For those unfamiliar with the whole shebang: The 20-year-old Blackhawks star - the carefully marketed, baby-faced face of the franchise - supposedly beat the crap out of a Buffalo cabbie over 20 cents.
The CliffsNotes version: He and his cousin, James Kane, allegedly handed the cabbie $15 cash for a $13.80 fare after a night of partying. After the driver gave the Kanes a dollar back but said he didn't have 20 cents in coins, according to the police report, one of the Kanes tore money from the driver's hand and both punched the driver in the face and head.
"They broke my glasses. They ripped my clothes off. All over 20 cents," the cabbie told the Chicago Tribune.
As I said earlier: Un-freakin'-believable.
But is it? Is it really?
Is there anything that pro athletes - so full of wealth, testosterone, feelings of invincibility and senses of entitlement - are above doing?
Even sweet-looking kids like Patrick Kane, the new EA Sports NHL '10 video game coverboy and a prospective U.S. Olympian?
Hey, I'm not here to convict Patrick Kane. I don't know all the facts. The only people who really know what happened in that cab are the Kanes and the cabbie. Over time, hopefully everything will come to light.
All I know is that the most unbelievable actions involving jocks turn out to be all-too-believable anymore.
I'm determined to keep an open mind. A skeptical and cynical mind, yes, but an open one.
If these charges prove false, I hope Patrick Kane can have some semblance of a normal life and NHL career. If they prove true, however, I hope he rots in jail until he's ready for hockey's Senior Circuit.
The Balder Truth
I'm not supposed to joke about such a serious subject, but ...
I'm so, so, SO tempted to give Patrick Kane a new nickname that's sure to give him street cred:
"20 Cent," of course!
THE BALDEST TRUTH
Every time there's a story about a one-time multimillionaire athlete or rock star or actor going broke, the natural reaction is:
How? I couldn't spend all that money even if I tried!
Well, actually, you could. And these rich and famous people do. All the time.
A three-paragraph item tucked deep inside Sunday's Tribune tells of the real-estate transactions of one Rex Grossman, the QB Chicago fans learned to loathe until he was handed a one-way ticket out of Bear Country.

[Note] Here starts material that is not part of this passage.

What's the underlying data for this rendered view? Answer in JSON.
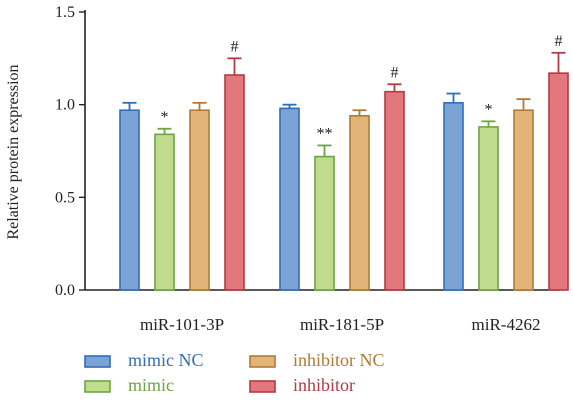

Seems that Grossman - who already was trying to sell his three-bedroom suburban townhome for $899,000 - now is trying to unload his 3,437-square-foot condo in the new Trump International Hotel & Tower downtown at a substantial loss from the $2.68 million he paid for it less than a year ago.
OK, I understand why Grossman bought the expensive home in the 'burbs. That's where the Bears train and the former No. 1 draft pick figured he'd be the team's starting quarterback for a decade. Plus, he bought it before the market went to crap.
But the Trump place? Really? He thought $2.68 million was a bargain for a condo in a declining market? And he thought buying a second place in Bear Country was a good idea even though the team had lost all faith in him and practically was holding the exit door open for him?
Either he got bad advice, he's really stupid or a little of both.
Maybe Rex has made dozens of great investments and that was just a bad one. Maybe he's got more money than God and would laugh at his name even being mentioned in this blog post.
Still, such silliness is just one of hundreds of examples I can give you illustrating how a millionaire can become a bankrupt ex-millionaire faster than a mediocre QB can get picked off for a TD.